Credit Cards and Digital Cash: Pop Quiz

  1. Name three bad things that could happen if your business took naked, unencrypted credit card numbers over the Net.
  2. Pretend one of your customers bought something from you using a credit card and later had $2,000 in bogus charges to that card number. Your bank determines that the card number was stolen from one of your computers. Who will pay for most of the fraudulent charges, your customer or you?
  3. If the incident above did happen, where would you look first?
  4. True or false: If a digital signature is intact, it guarantees that the document containing it was not altered in transit.
  5. Is encrypted data totally safe, or just more difficult to get to?

Email: Pop Quiz

  1. Name two ways a written company policy on email use helps prevent lawsuits.
  2. If one of your salespeople was flamed by someone outside your company, how would you handle it?
  3. How would the top person in your company handle being personally flamed?
  4. True or false: A list server costs less and is easier to maintain than a Web server.
  5. How many lines are in your own sig file?

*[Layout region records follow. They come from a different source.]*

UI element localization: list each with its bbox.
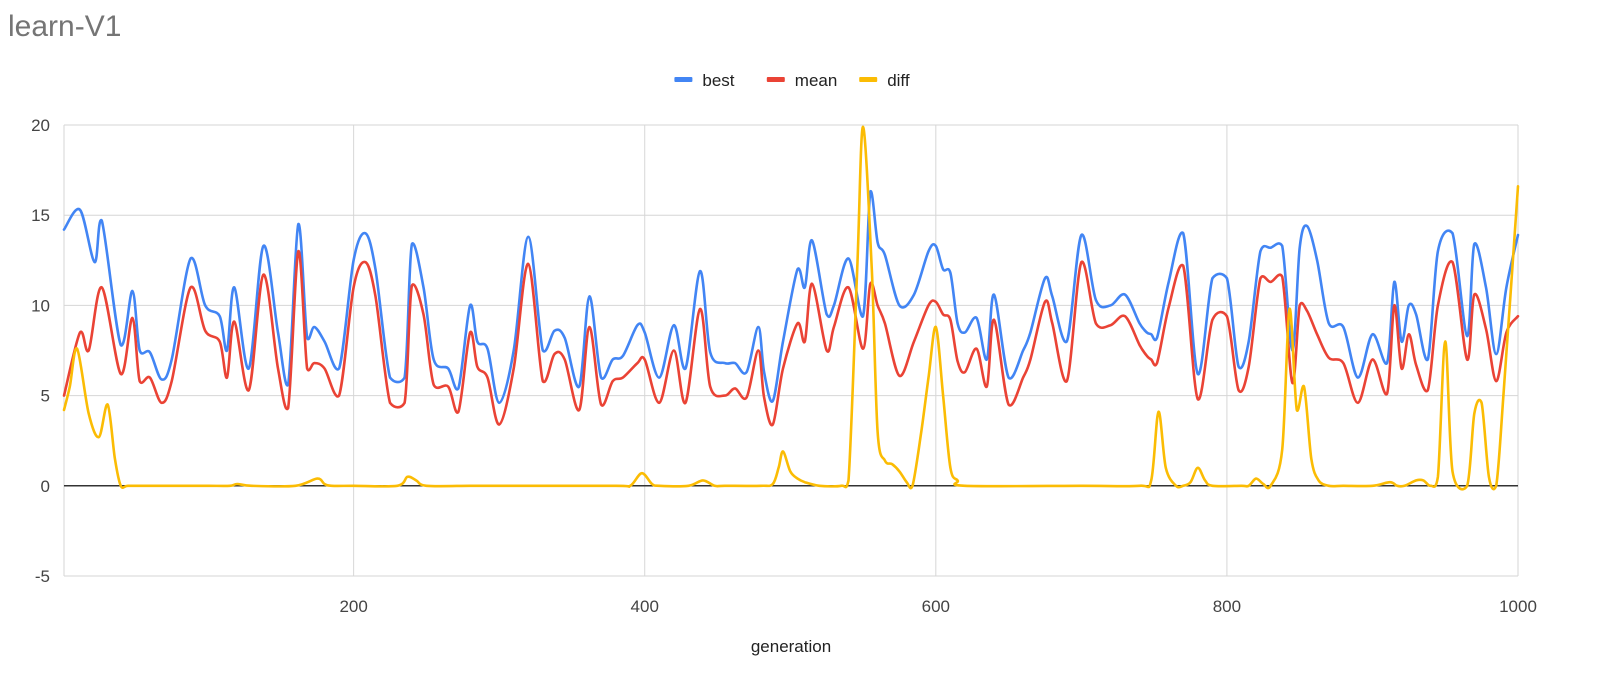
legend-item-mean[interactable]: mean — [766, 71, 838, 90]
series-best-line[interactable] — [62, 190, 1520, 405]
y-tick-label: 20 — [31, 116, 50, 135]
x-axis-ticks: 200 400 600 800 1000 — [339, 597, 1536, 616]
series-lines — [62, 125, 1520, 491]
series-mean-line[interactable] — [62, 249, 1520, 427]
legend-swatch-best — [674, 77, 693, 82]
y-tick-label: -5 — [35, 567, 50, 586]
legend-item-best[interactable]: best — [674, 71, 735, 90]
y-tick-label: 10 — [31, 296, 50, 315]
legend-label-mean: mean — [795, 71, 838, 90]
x-tick-label: 800 — [1213, 597, 1241, 616]
series-diff-line[interactable] — [62, 125, 1520, 491]
legend[interactable]: best mean diff — [674, 71, 910, 90]
y-tick-label: 15 — [31, 206, 50, 225]
x-axis-title: generation — [751, 637, 831, 656]
grid-lines — [63, 124, 1519, 577]
x-tick-label: 200 — [339, 597, 367, 616]
y-axis-ticks: -5 0 5 10 15 20 — [31, 116, 50, 586]
legend-swatch-diff — [859, 77, 878, 82]
legend-label-best: best — [702, 71, 734, 90]
x-tick-label: 1000 — [1499, 597, 1537, 616]
x-tick-label: 400 — [631, 597, 659, 616]
y-tick-label: 5 — [41, 387, 50, 406]
x-tick-label: 600 — [922, 597, 950, 616]
legend-swatch-mean — [766, 77, 785, 82]
legend-item-diff[interactable]: diff — [859, 71, 910, 90]
legend-label-diff: diff — [887, 71, 910, 90]
y-tick-label: 0 — [41, 477, 50, 496]
chart-title: learn-V1 — [8, 10, 122, 43]
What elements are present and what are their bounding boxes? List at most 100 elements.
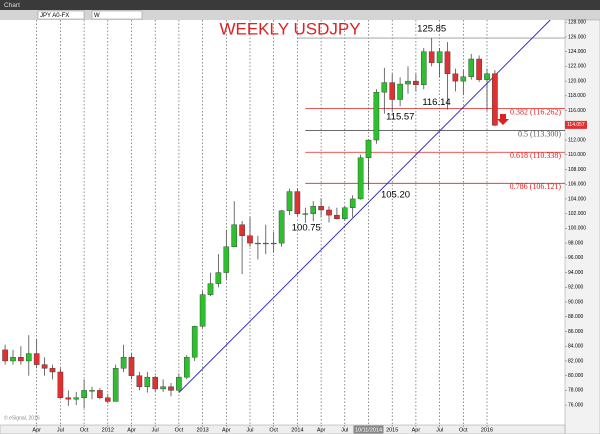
candle-body bbox=[199, 294, 206, 327]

Levels of Marketing and Types of Sales: Pop Quiz

  1. Print, broadcast, or direct mail; pick whichever your company uses most. Name at least two ways Internet marketing is different and one way in which it is similar.
  2. True or false: Internet marketing is not direct marketing.
  3. Will your prospect understand your marketing message more if they feel in control or if they feel you are in control?
  4. Which costs more, netlurking and posting, or creating a Web site?
  5. From what you know of Internet user demographics, do you think a reasonable quantity of prospects for your business are on the Internet?

Publicity Heaven: Pop Quiz

  1. If someone posted newsgroup messages with jokes about your products, what would you do?
  2. What is the term used by Internet people to describe TYPING IN ALL CAPS?
  3. This chapter describes four alternative types of publicity activities using email lists. Which of the four would most benefit your company?
  4. Which of the four would be easiest for you to do?
  5. An easy question: What does FAQ stand for?